A Fitting Tribute
—Logan Circle Heritage Trail —
Front:
Across the street is St. Luke's Episcopal Church, completed in 1880 by DC's first black Episcopalian congregation. Founding pastor Alexander Crummell was a prominent African American intellectual. After 20 years as a missionary in Liberia, Crummell was appointed in 1873 to head St. Mary's a small mission church in Foggy Bottom. In 1875 his growing congregation purchased this site to construct St. Luke's and commissioned Calvin T.S. Brent to design it. Brent was the city's first African American professional architect.
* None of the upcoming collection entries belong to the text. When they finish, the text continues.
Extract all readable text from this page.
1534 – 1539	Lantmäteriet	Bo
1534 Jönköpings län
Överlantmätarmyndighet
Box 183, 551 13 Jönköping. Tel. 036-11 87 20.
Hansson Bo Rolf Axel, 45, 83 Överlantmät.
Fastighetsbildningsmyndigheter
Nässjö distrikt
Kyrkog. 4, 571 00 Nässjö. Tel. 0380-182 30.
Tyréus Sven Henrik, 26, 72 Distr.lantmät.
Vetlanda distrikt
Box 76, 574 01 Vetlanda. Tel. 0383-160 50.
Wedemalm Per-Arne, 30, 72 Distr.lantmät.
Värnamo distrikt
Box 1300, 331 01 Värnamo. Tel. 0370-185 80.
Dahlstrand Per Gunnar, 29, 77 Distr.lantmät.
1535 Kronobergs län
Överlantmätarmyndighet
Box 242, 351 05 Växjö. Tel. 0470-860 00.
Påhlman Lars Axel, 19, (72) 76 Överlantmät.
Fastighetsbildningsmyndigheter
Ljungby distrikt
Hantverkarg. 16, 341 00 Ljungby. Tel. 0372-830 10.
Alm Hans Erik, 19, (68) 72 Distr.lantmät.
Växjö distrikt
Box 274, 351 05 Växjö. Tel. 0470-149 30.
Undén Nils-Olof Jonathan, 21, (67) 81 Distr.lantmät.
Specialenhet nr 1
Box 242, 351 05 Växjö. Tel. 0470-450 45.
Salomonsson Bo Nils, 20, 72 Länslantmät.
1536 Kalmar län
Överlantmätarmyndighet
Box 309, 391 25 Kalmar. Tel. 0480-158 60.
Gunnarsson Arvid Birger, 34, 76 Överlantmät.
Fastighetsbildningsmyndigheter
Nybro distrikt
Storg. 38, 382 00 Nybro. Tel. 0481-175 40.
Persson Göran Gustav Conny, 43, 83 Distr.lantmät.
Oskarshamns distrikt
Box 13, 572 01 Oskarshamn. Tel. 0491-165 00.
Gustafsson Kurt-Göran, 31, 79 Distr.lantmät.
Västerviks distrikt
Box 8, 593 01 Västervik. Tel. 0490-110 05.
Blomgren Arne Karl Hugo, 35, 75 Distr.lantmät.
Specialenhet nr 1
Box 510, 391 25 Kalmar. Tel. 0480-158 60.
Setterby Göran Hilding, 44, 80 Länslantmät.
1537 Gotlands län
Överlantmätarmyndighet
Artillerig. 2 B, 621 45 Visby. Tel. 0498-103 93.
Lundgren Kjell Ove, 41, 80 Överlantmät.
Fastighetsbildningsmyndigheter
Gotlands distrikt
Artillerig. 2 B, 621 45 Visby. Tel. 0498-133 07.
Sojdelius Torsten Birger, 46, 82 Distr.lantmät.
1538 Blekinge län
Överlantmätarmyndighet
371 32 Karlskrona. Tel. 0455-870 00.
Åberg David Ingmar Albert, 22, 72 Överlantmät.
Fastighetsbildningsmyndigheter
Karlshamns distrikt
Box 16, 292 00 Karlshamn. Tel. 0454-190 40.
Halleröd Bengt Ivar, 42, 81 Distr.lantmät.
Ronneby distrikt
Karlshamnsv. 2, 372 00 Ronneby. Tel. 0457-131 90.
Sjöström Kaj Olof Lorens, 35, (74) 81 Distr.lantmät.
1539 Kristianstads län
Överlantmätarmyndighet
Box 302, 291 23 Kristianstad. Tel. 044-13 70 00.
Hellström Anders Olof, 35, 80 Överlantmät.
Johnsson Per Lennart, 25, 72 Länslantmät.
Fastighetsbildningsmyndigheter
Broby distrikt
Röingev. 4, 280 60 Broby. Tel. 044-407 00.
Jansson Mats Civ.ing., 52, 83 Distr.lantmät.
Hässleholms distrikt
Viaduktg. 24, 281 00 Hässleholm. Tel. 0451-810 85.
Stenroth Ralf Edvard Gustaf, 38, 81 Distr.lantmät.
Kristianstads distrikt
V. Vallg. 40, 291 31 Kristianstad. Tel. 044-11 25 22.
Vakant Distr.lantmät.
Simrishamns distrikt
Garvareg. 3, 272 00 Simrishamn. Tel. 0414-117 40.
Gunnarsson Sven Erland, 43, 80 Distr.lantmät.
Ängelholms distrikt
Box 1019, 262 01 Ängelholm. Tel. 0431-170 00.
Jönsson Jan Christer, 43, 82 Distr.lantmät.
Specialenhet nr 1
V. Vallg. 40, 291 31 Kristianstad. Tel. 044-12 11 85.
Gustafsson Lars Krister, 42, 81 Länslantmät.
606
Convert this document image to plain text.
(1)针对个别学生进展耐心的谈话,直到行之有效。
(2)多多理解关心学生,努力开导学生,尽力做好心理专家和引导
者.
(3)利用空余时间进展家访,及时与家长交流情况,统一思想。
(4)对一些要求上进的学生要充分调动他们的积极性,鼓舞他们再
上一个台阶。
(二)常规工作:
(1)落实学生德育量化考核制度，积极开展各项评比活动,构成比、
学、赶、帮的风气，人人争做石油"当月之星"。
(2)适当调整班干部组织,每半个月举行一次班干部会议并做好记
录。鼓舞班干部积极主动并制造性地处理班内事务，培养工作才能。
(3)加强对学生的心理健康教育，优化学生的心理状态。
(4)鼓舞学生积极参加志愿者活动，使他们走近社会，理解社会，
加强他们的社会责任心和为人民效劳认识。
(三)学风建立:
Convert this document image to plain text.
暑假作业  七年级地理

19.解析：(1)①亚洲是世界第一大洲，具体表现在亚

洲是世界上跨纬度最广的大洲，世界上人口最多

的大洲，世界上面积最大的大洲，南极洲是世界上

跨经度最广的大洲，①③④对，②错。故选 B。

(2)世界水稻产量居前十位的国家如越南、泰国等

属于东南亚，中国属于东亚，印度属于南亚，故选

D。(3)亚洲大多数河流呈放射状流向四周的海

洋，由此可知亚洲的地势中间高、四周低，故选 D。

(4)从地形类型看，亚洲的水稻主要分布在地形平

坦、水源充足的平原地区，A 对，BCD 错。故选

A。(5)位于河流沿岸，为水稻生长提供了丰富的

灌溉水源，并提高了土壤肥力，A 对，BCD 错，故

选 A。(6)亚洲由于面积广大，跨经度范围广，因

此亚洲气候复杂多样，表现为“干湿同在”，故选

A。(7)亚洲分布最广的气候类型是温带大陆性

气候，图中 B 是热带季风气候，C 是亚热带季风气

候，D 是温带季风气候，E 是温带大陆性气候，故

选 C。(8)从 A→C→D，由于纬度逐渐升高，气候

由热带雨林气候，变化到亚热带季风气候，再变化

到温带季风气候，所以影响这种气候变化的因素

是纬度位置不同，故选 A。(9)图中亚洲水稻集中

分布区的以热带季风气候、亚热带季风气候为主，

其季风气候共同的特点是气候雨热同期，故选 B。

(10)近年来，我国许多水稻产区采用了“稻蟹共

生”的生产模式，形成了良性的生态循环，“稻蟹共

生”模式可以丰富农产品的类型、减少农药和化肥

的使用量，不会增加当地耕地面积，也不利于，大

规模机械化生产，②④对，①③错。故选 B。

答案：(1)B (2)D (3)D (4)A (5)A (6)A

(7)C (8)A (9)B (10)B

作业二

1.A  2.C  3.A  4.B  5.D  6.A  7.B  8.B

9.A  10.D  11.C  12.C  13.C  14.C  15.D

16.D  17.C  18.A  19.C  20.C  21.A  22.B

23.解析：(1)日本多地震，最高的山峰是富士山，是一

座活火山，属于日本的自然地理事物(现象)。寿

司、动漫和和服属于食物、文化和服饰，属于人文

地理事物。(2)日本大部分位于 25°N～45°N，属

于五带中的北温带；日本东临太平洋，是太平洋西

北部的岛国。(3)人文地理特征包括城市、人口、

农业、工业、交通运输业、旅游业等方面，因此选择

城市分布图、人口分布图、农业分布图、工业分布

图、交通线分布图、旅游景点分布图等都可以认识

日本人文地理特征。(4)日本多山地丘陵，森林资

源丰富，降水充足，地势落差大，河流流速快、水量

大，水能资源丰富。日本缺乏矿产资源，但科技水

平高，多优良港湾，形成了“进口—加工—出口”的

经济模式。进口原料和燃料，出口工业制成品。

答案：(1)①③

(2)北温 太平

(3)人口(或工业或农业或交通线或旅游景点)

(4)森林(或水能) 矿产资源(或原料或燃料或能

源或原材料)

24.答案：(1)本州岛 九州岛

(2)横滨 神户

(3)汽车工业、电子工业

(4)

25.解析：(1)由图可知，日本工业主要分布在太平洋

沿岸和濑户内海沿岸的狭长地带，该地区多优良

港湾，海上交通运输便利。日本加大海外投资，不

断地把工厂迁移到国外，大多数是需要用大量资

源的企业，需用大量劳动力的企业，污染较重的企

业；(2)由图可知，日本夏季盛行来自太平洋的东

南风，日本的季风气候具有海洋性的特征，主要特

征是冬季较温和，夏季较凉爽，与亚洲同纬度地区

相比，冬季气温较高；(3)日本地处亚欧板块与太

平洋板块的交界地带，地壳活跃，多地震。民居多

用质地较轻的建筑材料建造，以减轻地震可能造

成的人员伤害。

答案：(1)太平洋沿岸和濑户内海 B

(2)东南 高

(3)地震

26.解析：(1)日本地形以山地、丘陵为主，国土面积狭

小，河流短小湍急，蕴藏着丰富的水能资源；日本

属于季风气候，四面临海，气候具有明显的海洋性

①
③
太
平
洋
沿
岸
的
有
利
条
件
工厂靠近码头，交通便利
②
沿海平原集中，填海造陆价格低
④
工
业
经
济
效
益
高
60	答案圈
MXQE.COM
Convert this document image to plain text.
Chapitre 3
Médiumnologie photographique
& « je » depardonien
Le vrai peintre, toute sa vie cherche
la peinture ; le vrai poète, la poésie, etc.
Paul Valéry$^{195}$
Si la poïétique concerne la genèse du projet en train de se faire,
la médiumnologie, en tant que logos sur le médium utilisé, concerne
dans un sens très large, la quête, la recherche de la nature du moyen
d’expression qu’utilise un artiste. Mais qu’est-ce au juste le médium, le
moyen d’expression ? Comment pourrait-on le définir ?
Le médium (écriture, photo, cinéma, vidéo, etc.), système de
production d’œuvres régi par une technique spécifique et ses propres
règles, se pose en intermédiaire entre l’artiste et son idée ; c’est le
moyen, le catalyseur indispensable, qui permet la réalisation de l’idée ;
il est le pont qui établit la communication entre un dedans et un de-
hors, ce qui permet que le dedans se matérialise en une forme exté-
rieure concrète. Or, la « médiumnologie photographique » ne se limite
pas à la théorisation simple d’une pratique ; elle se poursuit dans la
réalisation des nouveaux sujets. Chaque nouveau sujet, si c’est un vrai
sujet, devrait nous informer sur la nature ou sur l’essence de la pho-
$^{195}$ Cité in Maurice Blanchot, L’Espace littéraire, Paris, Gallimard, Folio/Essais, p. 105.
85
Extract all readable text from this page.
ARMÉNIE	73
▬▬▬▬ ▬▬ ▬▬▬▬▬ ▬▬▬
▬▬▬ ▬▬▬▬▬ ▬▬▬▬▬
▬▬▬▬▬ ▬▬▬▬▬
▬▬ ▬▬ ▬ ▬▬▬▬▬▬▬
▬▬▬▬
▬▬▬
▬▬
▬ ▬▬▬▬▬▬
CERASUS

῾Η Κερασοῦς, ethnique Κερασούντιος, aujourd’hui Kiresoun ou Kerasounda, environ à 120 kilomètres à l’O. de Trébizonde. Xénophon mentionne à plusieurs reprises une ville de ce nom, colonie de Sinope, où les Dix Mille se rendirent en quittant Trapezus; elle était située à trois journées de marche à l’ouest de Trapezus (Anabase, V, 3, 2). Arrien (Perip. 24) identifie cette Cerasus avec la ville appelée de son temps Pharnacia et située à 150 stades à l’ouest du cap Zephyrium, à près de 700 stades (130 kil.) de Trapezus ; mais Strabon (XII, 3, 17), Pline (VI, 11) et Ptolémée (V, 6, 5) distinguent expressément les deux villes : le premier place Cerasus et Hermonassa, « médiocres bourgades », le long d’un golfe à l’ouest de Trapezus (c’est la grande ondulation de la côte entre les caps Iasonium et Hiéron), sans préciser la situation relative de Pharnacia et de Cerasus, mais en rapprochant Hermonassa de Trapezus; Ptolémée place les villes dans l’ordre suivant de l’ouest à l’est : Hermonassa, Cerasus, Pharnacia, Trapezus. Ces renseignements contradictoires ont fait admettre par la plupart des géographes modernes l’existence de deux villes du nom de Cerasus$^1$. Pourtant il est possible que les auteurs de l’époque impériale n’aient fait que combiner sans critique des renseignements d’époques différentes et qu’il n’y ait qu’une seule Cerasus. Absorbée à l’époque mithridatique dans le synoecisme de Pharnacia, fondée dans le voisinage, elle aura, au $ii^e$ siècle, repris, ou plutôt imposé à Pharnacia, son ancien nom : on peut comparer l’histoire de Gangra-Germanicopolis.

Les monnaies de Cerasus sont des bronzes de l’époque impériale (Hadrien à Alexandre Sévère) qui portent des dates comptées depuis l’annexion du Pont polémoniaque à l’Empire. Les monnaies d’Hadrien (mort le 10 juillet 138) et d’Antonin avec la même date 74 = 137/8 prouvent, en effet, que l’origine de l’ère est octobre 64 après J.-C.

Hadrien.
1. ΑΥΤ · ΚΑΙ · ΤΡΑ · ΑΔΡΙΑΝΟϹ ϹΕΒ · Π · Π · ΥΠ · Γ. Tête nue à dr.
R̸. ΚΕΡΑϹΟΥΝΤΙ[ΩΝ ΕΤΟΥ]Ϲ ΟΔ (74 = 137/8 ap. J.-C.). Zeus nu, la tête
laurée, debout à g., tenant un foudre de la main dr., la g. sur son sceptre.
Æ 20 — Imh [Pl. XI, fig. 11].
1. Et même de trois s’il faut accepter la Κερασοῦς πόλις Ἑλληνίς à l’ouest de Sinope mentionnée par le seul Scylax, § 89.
Crummell's belief that progress for African Americans required intellectual leadership heavily influenced the early thinking of W.E.B. Du Bois. In 1897 Crummell co-founded the American Negro Academy to advance black unity and achievement and develop intellectual arguments against racism. Poet Paul Laurence Dunbar and Howard University mathematician/sociologist Kelly Miller also helped found the ANA. Du Bois succeeded Crummell as president upon Crummell's death in 1898.
The ANA organized nearby at John Wesley Cromwell's 1439 Swann Street home. Cromwell was a lawyer and newspaper publisher whose
The People's Advocate promoted racial uplift and the Republican Party of Abraham Lincoln. Cromwell clerked at the Treasury Department, then went on to serve as a teacher and
principal in DC's Colored Schools, writing and lecturing on black history. Cromwell's daughter, educator Otelia Cromwell, was the first known African American to graduate from Smith College. As an adult she lived nearby on 13th Street.
The internationally acclaimed artist Alma Thomas, known for her abstract oil paintings, lived just north of here at 1530 15th Street. Thomas was the first graduate of Howard University's Art Department (1924) and earned a M.A. from Columbia University. She taught art at Shaw Junior High School for 35 years.
Back:
The Logan Circle Neighborhood began with city boosters' dreams of greatness. The troops, cattle pens, and hubbub of the Civil War (1861-1865) had nearly ruined Washington, and when the fighting ended, Congress threatened to move the nation's capital elsewhere. So city leaders raced to repair and modernize the city. As paved streets, waster and gas lines, street lights, and sewers reached undeveloped areas, wealthy whites followed. Mansions soon sprang up around an elegant park where Vermont and Rhode Island Avenues met. The circle was named Iowa Circle, thanks to Iowa Senator William Boyd Allison. In 1901 a statue of Civil War General (and later Senator) John A. Logan, a founder of Memorial Day, replaced the park's central fountain. The circle took his name in 1930. The title of this Heritage Trail
comes from General Logan's argument that Memorial Day would serve as "a fitting tribute to the memory of [the nation's] slain defenders."
As the city grew beyond Logan Circle, affluent African Americans gradually replaced whites here. Most of them moved on during World War II, and their mansions were divided into rooming houses to meet a wartime housing shortage. By the 1960s, with suburban Maryland and Virginia drawing investment, much of the neighborhood had decayed. When civil disturbances erupted after the 1968 assassination of the Reverend Dr. Martin Luther King, Jr., it hit bottom. Ten years later, however, long-time residents, newcomers, and new city programs spurred revival.
A Fitting Tribute: Logan Circle Heritage Trail takes you through the neighborhood's lofty and low times to introduce the array of individuals who shaped its modern vitality.